Yes, I recognized the overacting and saccharine music and implausible plot points. I had to look past the vulgar displays of wealth: None of these people seemed to work, but they all lived in castles or penthouse apartments. I even forgave the ridiculous standard of beauty for "AMC" women, its female characters ranging in size from 0 to 4 and each sporting enough hair extensions to cover the heads of every co-host on "The View." Because, on some elemental level -- the same one, I think, that has always drawn me to epics and fairy tales -- I was (and still am) riveted and comforted, borne up in some way, by the recurring themes of the show.

The people in Pine Valley, Pa. -- the imaginary hamlet where "AMC" is set -- are, for instance, constantly tumbling into mine shafts or stuck in cellars or trapped in bomb shelters.

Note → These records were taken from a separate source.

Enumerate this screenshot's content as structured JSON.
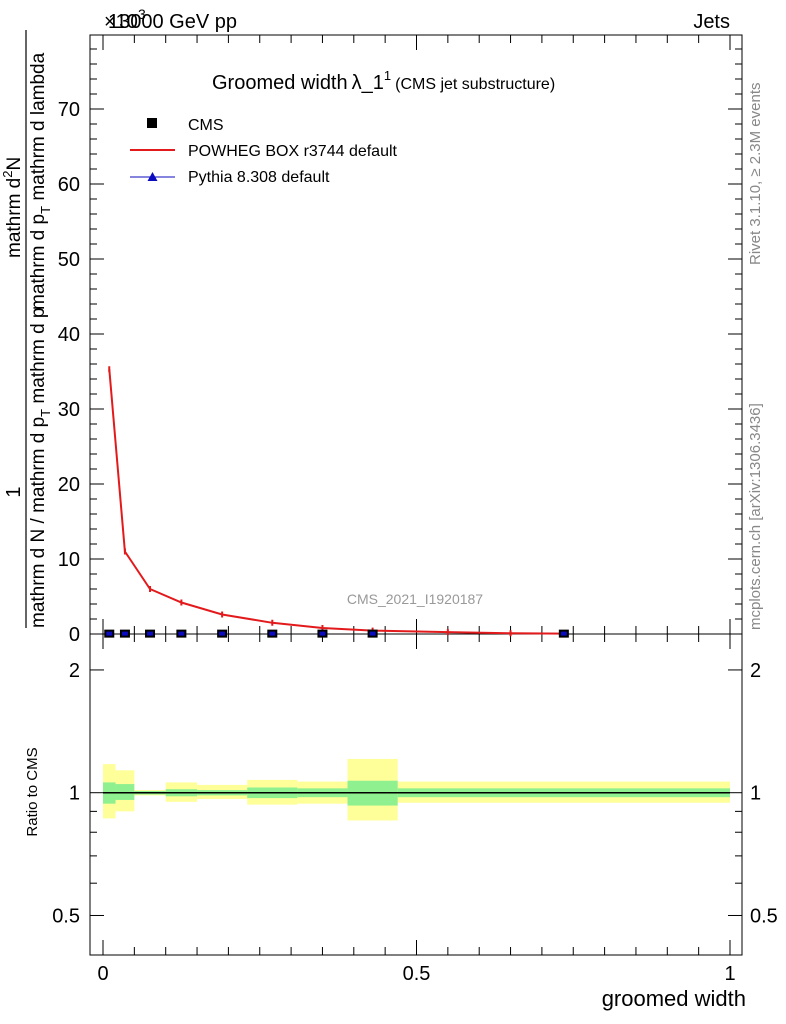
{
  "header": {
    "energy_label": "13000 GeV pp",
    "process_label": "Jets",
    "exponent_label": "×10",
    "exponent_power": "3"
  },
  "side_labels": {
    "rivet": "Rivet 3.1.10, ≥ 2.3M events",
    "mcplots": "mcplots.cern.ch [arXiv:1306.3436]"
  },
  "watermark": "CMS_2021_I1920187",
  "chart_data": [
    {
      "type": "line",
      "title_main": "Groomed width",
      "title_lambda": "λ_1",
      "title_sup": "1",
      "title_sub": "(CMS jet substructure)",
      "ylabel_num": "mathrm d",
      "ylabel_num_tail": "N",
      "ylabel_num_sup": "2",
      "ylabel_den_a": "mathrm d p",
      "ylabel_den_a_sub": "T",
      "ylabel_den_b": " mathrm d lambda",
      "ylabel_frac_lead": "1",
      "ylabel_den_main": "mathrm d N / mathrm d p",
      "ylabel_den_main_sub": "T",
      "ylabel_den_main_tail": " mathrm d p",
      "xlim": [
        0,
        1
      ],
      "ylim": [
        0,
        80
      ],
      "ytick_labels": [
        "0",
        "10",
        "20",
        "30",
        "40",
        "50",
        "60",
        "70"
      ],
      "yticks": [
        0,
        10,
        20,
        30,
        40,
        50,
        60,
        70
      ],
      "legend": [
        {
          "label": "CMS",
          "color": "#000000",
          "marker": "square"
        },
        {
          "label": "POWHEG BOX r3744 default",
          "color": "#e31a1c",
          "marker": "line"
        },
        {
          "label": "Pythia 8.308 default",
          "color": "#0b0bbf",
          "marker": "triangle"
        }
      ],
      "legend_position": "top-left",
      "series": [
        {
          "name": "CMS",
          "x": [
            0.01,
            0.035,
            0.075,
            0.125,
            0.19,
            0.27,
            0.35,
            0.43,
            0.735
          ],
          "y": [
            0.05,
            0.05,
            0.05,
            0.05,
            0.05,
            0.05,
            0.05,
            0.05,
            0.05
          ]
        },
        {
          "name": "POWHEG BOX r3744 default",
          "x": [
            0.01,
            0.035,
            0.075,
            0.125,
            0.19,
            0.27,
            0.35,
            0.43,
            0.55,
            0.65,
            0.735
          ],
          "y": [
            35.3,
            11.0,
            6.0,
            4.2,
            2.6,
            1.5,
            0.8,
            0.45,
            0.25,
            0.1,
            0.05
          ]
        }
      ]
    },
    {
      "type": "area",
      "ylabel": "Ratio to CMS",
      "xlabel": "groomed width",
      "xlim": [
        0,
        1
      ],
      "ylim": [
        0.4,
        2.4
      ],
      "log_y": true,
      "ytick_labels": [
        "0.5",
        "1",
        "2"
      ],
      "yticks": [
        0.5,
        1,
        2
      ],
      "xtick_labels": [
        "0",
        "0.5",
        "1"
      ],
      "xticks": [
        0,
        0.5,
        1
      ],
      "bin_edges": [
        0,
        0.02,
        0.05,
        0.1,
        0.15,
        0.23,
        0.31,
        0.39,
        0.47,
        1.0
      ],
      "stat_band": {
        "color": "#8ff08f",
        "lo": [
          0.94,
          0.96,
          0.99,
          0.98,
          0.985,
          0.97,
          0.975,
          0.93,
          0.975
        ],
        "hi": [
          1.06,
          1.05,
          1.01,
          1.02,
          1.015,
          1.03,
          1.025,
          1.07,
          1.025
        ]
      },
      "total_band": {
        "color": "#ffff99",
        "lo": [
          0.865,
          0.9,
          0.985,
          0.95,
          0.965,
          0.935,
          0.94,
          0.855,
          0.945
        ],
        "hi": [
          1.175,
          1.135,
          1.015,
          1.06,
          1.045,
          1.075,
          1.065,
          1.21,
          1.065
        ]
      },
      "reference_value": 1
    }
  ]
}
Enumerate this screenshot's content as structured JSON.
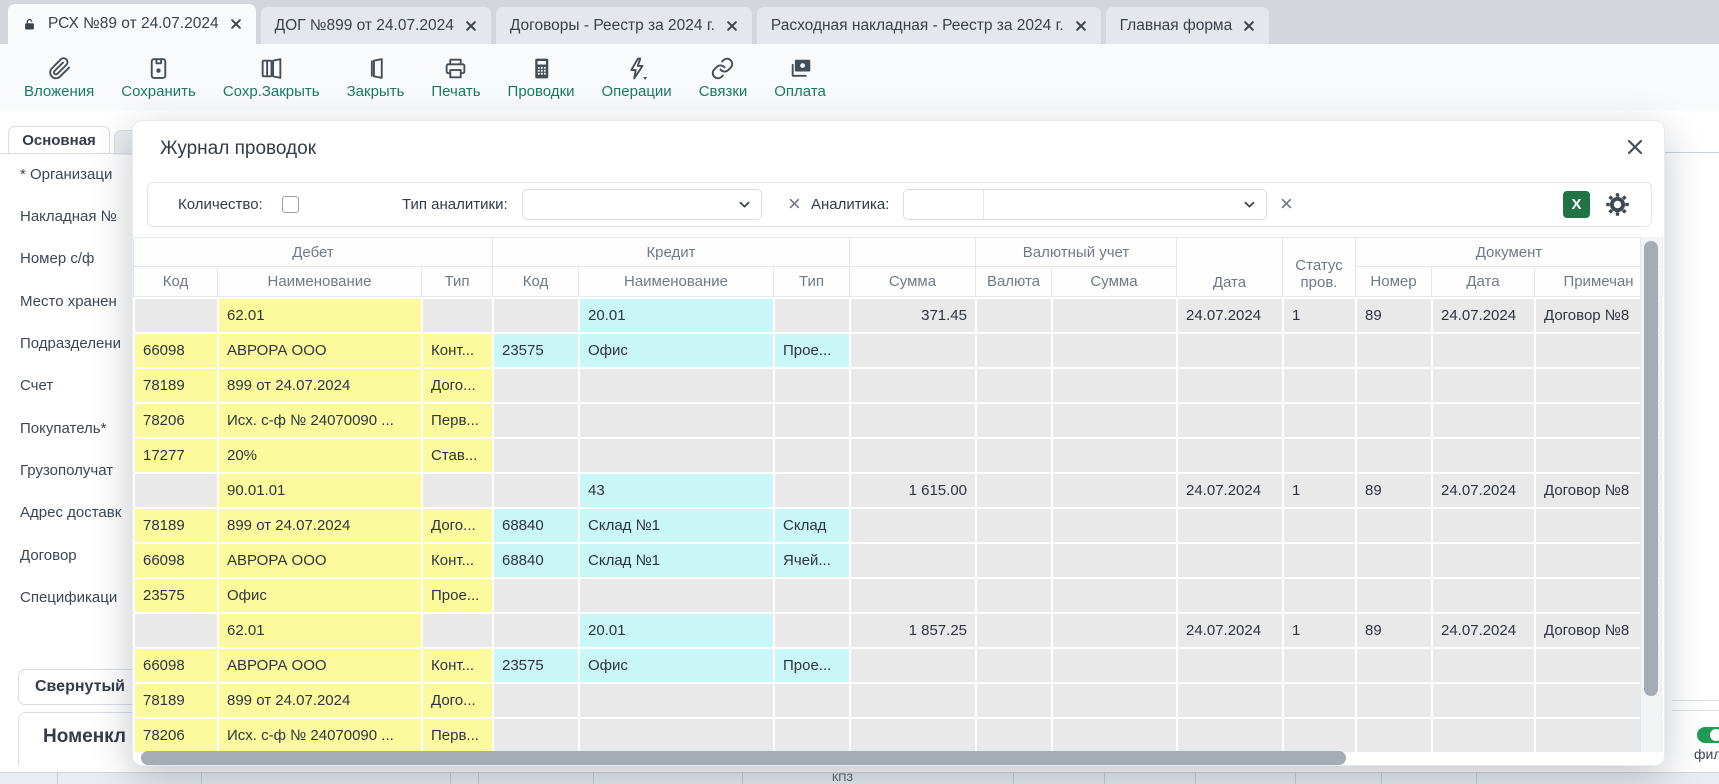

Their descent can happen in any number of ways: They might be thrown down an abandoned well by a deranged sister or slip into an underground grotto on their own, only to be trapped when some runaway criminal covers the opening with a rock. The point is that over and over, they plunge, literally, into pits of despair. And then they claw their way back out, breaking French-manicured fingernails and ripping Italian silk shirts, but making it back up and into the light.

There is a redemptive quality to all of this. It has the timeless, allegorical cycle of fall and ascent. No matter how wrong things go, this show seems to say, you can always shake off the ashes -- like the proverbial phoenix -- and rise again. And no one on "AMC" except the genuinely evil (child killers, for example) ever has to stay in the hell down below.

In Pine Valley, as in the New Testament, the main character never stays dead for long. Characters on "AMC" keep rising miraculously from their graves. They come back to the fold as angels or -- more often -- cases of mistaken death. Tad (middle-aged now, and a good man) was lost once in a river current and presumed dead; his wife Dixie's car went off a Swiss cliff. Yet each of them returned, years later, unharmed with some outrageous yet perfectly satisfying explanation: Tad, who'd had amnesia, was "adopted" by a California family and became a winemaker. Dixie gave birth to a baby girl and was tricked into giving her away, then stayed hidden out of shame. (Recently, Dixie died again -- this time supposedly for real -- but she returned, backlit with a heavenly haze and wearing long, flowing robes, to comfort Tad and help him retrieve their lost child.)